Tuesday 17 January 2012

Ron Paul's end game

Rep. Ron Paul says he’s in it to win it and the campaign boasts that it has a comprehensive strategy in place to ensure that happens.
But behind the scenes Campaign Manager Jesse Benton admits to ABC News that the team is plotting a back up strategy in case the congressman doesn’t pull in enough delegates to become the nominee.
If the campaign comes up short at the convention, Benton says the plan is to use all the delegates awarded to Paul as a bargaining chip to force the Republican Party to stick to its limited government platform.
Benton says this could include auditing the Federal Reserve and winding back several parts of the Patriot Act, including roving wire taps which he says were originally written with the intent of expiring.
“I think it would be wise for the Republican Party to allow them to sun set next time they come up for authorization,” said Benton, adding a good portion of the American people are with that.

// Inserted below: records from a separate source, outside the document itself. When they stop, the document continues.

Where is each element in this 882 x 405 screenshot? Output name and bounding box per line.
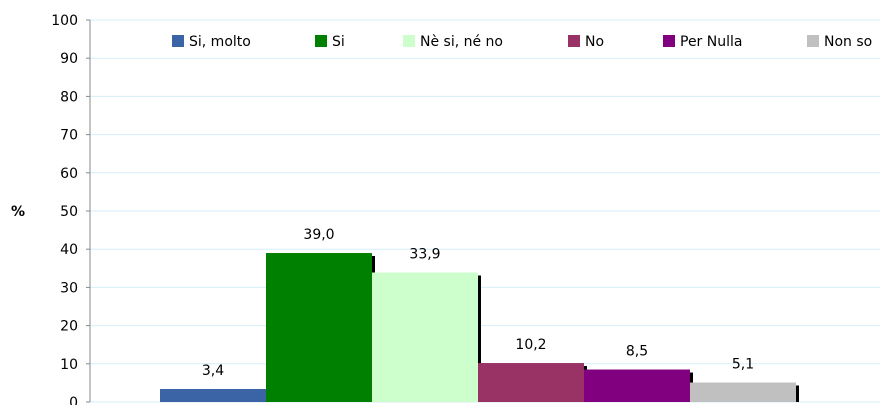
- y-tick-label-10: 10: [60, 357, 78, 373]
- bar-0: [160, 389, 266, 402]
- y-tick-label-50: 50: [60, 204, 78, 220]
- data-label-5: 5,1: [732, 357, 754, 373]
- legend-label-1: Si: [332, 34, 345, 50]
- legend-label-3: No: [585, 34, 604, 50]
- legend-swatch-3: [568, 35, 580, 47]
- bar-1: [266, 253, 372, 402]
- bar-5: [690, 382, 796, 402]
- y-tick-label-90: 90: [60, 51, 78, 67]
- y-tick-label-100: 100: [51, 13, 78, 29]
- y-tick-label-0: 0: [69, 395, 78, 405]
- y-tick-label-30: 30: [60, 280, 78, 296]
- legend-swatch-1: [315, 35, 327, 47]
- legend-swatch-4: [663, 35, 675, 47]
- bar-2: [372, 272, 478, 402]
- data-label-0: 3,4: [202, 363, 224, 379]
- y-tick-label-20: 20: [60, 319, 78, 335]
- data-label-4: 8,5: [626, 344, 648, 360]
- y-tick-label-40: 40: [60, 242, 78, 258]
- legend-swatch-5: [807, 35, 819, 47]
- legend-label-4: Per Nulla: [680, 34, 742, 50]
- legend-label-2: Nè si, né no: [420, 34, 503, 50]
- legend-label-5: Non so: [824, 34, 872, 50]
- y-tick-label-80: 80: [60, 89, 78, 105]
- data-label-3: 10,2: [515, 337, 546, 353]
- y-axis-label: %: [11, 204, 25, 220]
- legend-swatch-0: [172, 35, 184, 47]
- y-axis-ticks: 0 10 20 30 40 50 60 70 80 90 100: [51, 13, 90, 405]
- data-labels: 3,4 39,0 33,9 10,2 8,5 5,1: [202, 227, 754, 379]
- bars: [160, 253, 799, 402]
- y-tick-label-60: 60: [60, 166, 78, 182]
- bar-4: [584, 369, 690, 402]
- data-label-2: 33,9: [409, 247, 440, 263]
- gridlines: [90, 19, 880, 403]
- data-label-1: 39,0: [303, 227, 334, 243]
- legend-swatch-2: [403, 35, 415, 47]
- legend-label-0: Si, molto: [189, 34, 251, 50]
- legend: Si, molto Si Nè si, né no No Per Nulla Non so: [172, 34, 872, 50]
- bar-3: [478, 363, 584, 402]
- y-tick-label-70: 70: [60, 128, 78, 144]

According to his campaign chairman, Jesse Benton, Paul has a coordinator in Puerto Rico. The campaign has a “Hispanic for Ron Paul” team that prominently features a Puerto Rican business-leader. A non-affiliated group, Puerto Rico for Ron Paul, has also been disseminating caucus-related information.


That the Texas Republican is investing any resources at all in Puerto Rico may strike some as wasteful. Few political observers take Paul seriously as a potential nominee, even after he scored a second-place finish in the New Hampshire primary. Primaries, after all, are won through momentum: a few early victories beget others, which, in turn, beget more donors, endorsements, excitement, and ultimately more victories.


The Paul campaign does not subscribe to that theory.


“Ours is a delegate strategy,” said Benton. “We want to win the 1,100 delegates. If [former Massachusetts Gov.]Mitt Romney has secured 1,150 delegates, then it is game over. But we are going to contest that until the very end, and again we have a goal. We wouldn’t be doing this if we didn’t think we can win 1,150 delegates.”


Who is Paul looking to for inspiration? It might surprise you: President Obama’s primary run. Here’s Stein:


It’s the Money Ball of campaign strategies and it’s rooted in, of all places, Obama’s 2008 campaign.


“You try to look at what models have worked in the past and Obama’s model worked,” said Benton. “Now we have different ideas about where we would like to take the country, but he ran a brilliant campaign. He unleashed his grassroots to work hard, get involved in their communities, and really fight for some principles and that’s what we are trying to do too.”


“Let’s say they clean up in the caucus states,” the source said. “Let’s say they control 20 votes out of 100 in those committees, then they can force votes on those issues. They can make a motion on the floor to amend the agenda, to amend the platform … They could force certain issues to be voted on. They could force the convention to consider certain questions and force the human beings on the committees to address certain things. How about a more robust version of the ‘audit the Fed’ platform? All of a sudden you will get recorded votes on those issues.